For months, Ontario’s lawyers have been mired in an acrimonious debate about diversity that will come to a head in a special meeting of the Convocation on Sept. 11, 2019. But this ultimately fruitless debate has served to hollow out the conversation about structural racism and silo it within the legal profession, as opposed to build solidarity with all marginalized communities in our society.

 The seemingly endless debate concerns a Law Society policy requiring each lawyer to adopt a statement of principles affirming the values of equality, diversity, and inclusion. The Stop-SOP contingent, many of whose members won the most recent bencher elections, initially opposed the policy based on purported freedom-of-speech concerns. However, they have since rejected a compromise that would have made SOP voluntary, revealing that freedom of speech was never the real concern.

 The pro-SOP side of the debate, meanwhile, has launched a social media campaign dubbed #DemandInclusion, ostensibly to promote anti-oppressive views in the profession. Most recently, #DemandInclusion has released an open letter supporting the compromise to institute a voluntary SOP policy. But lawyers are already free to adopt pro-diversity statements if they so wish, so it is not immediately clear what a voluntary SOP policy would mean or what tangible results this campaign could possibly accomplish.

 After a protracted back-and-forth with the right-wing Stop-SOP contingent, it is time to take stock of #DemandInclusion from a class-conscious anti-racist perspective, that is, one that situates EDI concerns in the context of a society structured by capitalism.

 The campaign has largely centered the experiences of lawyers of colour on Bay Street and served to cast certain big law firms who support it in a palatable, socially responsible light. These same law firms are deeply involved in upholding the classist, racist, and colonial structures that shape our society and perpetuate disadvantage.

 A large portion of the Canadian legal profession is designed to serve the interests of capital. Because of this structural feature of legal practice on Bay Street, it cannot simply be reformed by infusion of diverse lawyers. Multinationals go to Bay Street for help when they wreak havoc on Indigenous lands, discriminate against their employees, and bust unions. Bay Street helps them avoid taxes, underpay their workers and enrich a few at the expense of the many. At the same time, a majority of Ontarians have an ever-diminishing chance at obtaining justice with a legal aid system in perpetual crisis.  
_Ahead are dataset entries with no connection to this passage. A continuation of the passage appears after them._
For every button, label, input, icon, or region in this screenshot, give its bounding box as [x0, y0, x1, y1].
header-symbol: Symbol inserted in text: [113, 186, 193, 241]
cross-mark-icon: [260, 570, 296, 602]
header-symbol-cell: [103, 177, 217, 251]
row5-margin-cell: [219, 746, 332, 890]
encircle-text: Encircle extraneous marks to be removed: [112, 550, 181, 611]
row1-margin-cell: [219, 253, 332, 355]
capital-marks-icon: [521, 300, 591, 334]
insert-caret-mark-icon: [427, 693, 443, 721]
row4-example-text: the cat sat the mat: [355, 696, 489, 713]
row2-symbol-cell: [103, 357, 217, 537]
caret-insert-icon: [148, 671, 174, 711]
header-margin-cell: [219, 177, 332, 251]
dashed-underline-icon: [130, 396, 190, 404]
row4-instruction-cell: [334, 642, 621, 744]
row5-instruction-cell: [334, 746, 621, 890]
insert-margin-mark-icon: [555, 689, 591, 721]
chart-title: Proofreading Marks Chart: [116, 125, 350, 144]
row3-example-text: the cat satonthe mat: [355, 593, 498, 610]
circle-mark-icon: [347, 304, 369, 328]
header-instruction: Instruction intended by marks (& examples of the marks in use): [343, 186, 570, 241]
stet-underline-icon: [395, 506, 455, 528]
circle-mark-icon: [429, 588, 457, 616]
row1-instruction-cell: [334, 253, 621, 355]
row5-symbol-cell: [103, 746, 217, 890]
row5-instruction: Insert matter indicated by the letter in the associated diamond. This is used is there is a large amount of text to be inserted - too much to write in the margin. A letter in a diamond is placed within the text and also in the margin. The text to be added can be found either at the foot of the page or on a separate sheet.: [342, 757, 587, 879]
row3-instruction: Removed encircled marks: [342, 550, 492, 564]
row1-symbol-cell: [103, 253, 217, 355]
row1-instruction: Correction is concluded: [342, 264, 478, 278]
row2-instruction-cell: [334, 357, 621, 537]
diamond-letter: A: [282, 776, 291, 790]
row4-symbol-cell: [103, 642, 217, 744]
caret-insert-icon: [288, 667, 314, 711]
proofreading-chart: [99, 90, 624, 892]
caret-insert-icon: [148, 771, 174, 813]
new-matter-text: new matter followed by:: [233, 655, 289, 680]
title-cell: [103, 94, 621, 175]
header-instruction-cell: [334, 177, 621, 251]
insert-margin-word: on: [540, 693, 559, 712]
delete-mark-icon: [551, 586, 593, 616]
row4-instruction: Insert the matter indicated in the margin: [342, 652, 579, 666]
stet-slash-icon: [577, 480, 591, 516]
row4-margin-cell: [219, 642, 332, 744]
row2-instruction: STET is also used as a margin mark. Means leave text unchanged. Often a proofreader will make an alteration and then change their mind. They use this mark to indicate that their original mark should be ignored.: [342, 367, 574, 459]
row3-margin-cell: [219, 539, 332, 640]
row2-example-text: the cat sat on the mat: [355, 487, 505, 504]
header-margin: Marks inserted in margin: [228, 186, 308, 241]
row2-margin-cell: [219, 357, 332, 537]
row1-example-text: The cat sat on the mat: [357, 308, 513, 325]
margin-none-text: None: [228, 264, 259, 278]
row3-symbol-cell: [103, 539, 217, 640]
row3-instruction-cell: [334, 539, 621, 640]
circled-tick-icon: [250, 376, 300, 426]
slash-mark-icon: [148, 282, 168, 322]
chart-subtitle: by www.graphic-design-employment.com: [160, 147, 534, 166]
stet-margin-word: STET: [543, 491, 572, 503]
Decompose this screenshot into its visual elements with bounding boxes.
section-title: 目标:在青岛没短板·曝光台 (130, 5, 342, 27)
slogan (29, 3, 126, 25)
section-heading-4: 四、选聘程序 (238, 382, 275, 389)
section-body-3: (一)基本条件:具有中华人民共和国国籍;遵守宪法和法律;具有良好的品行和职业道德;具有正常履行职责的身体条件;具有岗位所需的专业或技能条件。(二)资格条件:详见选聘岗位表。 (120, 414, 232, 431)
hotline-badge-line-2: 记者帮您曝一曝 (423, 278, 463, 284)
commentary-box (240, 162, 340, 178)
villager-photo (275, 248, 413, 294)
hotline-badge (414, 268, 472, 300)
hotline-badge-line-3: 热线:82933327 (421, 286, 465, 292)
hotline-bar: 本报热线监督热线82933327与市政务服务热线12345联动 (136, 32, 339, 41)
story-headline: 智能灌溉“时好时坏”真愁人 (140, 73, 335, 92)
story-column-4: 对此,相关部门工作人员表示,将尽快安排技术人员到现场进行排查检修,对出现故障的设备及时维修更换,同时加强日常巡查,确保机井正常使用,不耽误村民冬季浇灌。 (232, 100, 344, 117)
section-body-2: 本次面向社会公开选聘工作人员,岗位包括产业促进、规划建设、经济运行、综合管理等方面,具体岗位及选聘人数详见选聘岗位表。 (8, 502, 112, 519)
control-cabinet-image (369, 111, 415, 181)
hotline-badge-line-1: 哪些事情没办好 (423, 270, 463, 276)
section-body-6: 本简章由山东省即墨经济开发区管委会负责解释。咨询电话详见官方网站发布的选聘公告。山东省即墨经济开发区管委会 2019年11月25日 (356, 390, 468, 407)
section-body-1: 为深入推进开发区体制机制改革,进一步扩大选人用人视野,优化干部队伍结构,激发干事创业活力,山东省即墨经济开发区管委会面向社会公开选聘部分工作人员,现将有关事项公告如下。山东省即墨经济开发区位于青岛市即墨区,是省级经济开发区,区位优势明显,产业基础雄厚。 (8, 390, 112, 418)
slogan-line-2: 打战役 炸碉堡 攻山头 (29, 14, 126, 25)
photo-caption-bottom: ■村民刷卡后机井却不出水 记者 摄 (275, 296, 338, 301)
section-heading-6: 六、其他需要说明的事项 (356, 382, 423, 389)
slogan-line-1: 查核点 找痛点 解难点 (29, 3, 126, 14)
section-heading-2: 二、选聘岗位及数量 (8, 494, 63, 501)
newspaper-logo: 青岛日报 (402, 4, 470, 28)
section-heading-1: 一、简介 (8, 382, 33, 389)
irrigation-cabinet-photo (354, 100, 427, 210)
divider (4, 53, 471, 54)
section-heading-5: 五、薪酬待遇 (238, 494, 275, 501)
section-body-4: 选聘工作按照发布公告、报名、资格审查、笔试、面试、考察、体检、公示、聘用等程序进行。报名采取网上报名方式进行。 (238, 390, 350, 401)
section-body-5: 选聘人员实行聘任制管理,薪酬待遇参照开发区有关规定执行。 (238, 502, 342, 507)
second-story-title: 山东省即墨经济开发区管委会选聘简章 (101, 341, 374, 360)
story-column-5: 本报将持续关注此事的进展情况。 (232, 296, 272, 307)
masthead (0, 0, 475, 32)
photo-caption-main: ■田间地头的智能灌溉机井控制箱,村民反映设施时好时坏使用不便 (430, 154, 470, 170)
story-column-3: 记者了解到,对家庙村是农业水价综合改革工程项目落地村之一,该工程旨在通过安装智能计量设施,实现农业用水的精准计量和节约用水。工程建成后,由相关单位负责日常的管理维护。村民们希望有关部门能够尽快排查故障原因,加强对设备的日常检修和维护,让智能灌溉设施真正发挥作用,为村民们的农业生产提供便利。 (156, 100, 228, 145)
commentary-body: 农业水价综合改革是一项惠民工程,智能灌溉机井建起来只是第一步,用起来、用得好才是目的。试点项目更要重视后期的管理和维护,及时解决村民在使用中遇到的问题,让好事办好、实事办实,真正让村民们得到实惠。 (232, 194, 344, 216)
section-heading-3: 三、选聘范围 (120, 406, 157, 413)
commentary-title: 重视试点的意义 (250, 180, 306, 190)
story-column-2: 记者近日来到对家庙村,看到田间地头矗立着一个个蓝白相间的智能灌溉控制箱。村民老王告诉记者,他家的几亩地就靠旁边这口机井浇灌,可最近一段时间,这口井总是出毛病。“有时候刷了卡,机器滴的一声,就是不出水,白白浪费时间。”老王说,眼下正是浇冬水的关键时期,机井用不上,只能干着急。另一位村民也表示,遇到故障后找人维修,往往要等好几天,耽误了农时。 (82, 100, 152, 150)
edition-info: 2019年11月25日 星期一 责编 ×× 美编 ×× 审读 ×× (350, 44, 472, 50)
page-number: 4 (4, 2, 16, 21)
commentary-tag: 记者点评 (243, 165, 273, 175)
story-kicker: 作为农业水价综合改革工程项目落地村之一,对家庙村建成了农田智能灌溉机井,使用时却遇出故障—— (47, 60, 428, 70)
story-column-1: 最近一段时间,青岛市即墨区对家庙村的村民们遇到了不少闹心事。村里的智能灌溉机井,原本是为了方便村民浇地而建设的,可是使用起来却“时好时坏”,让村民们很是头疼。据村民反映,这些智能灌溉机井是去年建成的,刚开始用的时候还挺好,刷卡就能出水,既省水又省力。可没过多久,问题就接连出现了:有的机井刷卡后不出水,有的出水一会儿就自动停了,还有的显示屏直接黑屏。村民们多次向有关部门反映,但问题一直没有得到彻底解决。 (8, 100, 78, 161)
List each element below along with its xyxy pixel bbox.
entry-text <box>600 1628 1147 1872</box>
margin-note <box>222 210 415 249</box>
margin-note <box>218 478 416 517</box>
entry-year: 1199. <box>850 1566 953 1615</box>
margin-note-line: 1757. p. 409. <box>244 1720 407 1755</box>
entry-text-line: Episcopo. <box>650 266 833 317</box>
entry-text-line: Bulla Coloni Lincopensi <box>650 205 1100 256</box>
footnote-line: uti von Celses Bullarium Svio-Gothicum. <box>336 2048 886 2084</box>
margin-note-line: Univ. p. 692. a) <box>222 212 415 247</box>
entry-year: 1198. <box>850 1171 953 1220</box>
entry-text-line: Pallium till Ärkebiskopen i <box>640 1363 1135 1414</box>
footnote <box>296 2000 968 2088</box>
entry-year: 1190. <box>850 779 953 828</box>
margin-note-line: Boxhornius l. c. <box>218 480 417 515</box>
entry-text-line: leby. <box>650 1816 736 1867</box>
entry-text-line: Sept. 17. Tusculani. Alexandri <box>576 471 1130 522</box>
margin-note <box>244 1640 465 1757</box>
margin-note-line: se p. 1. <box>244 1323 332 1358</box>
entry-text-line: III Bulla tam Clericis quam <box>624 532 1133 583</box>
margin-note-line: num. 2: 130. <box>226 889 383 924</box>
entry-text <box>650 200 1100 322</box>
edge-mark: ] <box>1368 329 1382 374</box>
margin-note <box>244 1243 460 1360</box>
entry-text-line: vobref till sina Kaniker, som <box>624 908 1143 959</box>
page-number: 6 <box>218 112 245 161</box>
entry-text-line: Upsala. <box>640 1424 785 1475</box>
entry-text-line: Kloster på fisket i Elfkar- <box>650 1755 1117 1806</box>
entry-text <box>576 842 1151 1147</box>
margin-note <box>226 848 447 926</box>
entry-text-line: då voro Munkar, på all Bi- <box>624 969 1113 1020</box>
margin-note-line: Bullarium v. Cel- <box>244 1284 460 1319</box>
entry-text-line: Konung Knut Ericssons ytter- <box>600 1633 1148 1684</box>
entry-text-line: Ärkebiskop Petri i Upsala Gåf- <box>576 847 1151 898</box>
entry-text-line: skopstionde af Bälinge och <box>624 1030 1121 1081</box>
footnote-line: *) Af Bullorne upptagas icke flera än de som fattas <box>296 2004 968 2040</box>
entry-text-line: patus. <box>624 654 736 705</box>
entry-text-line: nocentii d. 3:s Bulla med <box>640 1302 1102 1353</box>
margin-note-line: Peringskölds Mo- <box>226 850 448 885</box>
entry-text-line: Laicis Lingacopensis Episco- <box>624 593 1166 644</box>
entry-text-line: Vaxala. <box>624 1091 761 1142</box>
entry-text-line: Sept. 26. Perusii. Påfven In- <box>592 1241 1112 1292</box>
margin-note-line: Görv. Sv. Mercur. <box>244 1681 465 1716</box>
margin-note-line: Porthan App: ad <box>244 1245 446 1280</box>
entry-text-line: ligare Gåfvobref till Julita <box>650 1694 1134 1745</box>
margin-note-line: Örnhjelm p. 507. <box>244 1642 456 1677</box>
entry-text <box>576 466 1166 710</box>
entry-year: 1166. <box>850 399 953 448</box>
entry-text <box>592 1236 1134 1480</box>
Those who bear the brunt of these oppressive forces are disproportionately racialized. Would they care if another racialized person was paid well to represent their oppressors? Is a society with a more diverse set of big law partners but no less poverty more just? Is investing time and energy to benefit would-be one-percenters really the political struggle of our time?

This note is meant for lawyers on the left: You can be anti-racist and also not care for the SOP, either in its mandatory or voluntary iteration. This is not to say that we should not support any diversity initiative in the profession, or that pro-SOP lawyers do not have the best of intentions. But a boilerplate statement was never going to have any tangible effects on ending structural racism. To the extent that the pro-SOP campaign does have an effect, it is first and foremost to the benefit of big law.

Instead of demanding inclusion for Bay Street lawyers, let us #UniteAgainstRacism this election season and stand up to politicians using anti-immigrant rhetoric and policies to divide us. It is time to break out of the silo.

Arash Ghiassi is a graduate of Yale Law School and practices poverty law in Ontario.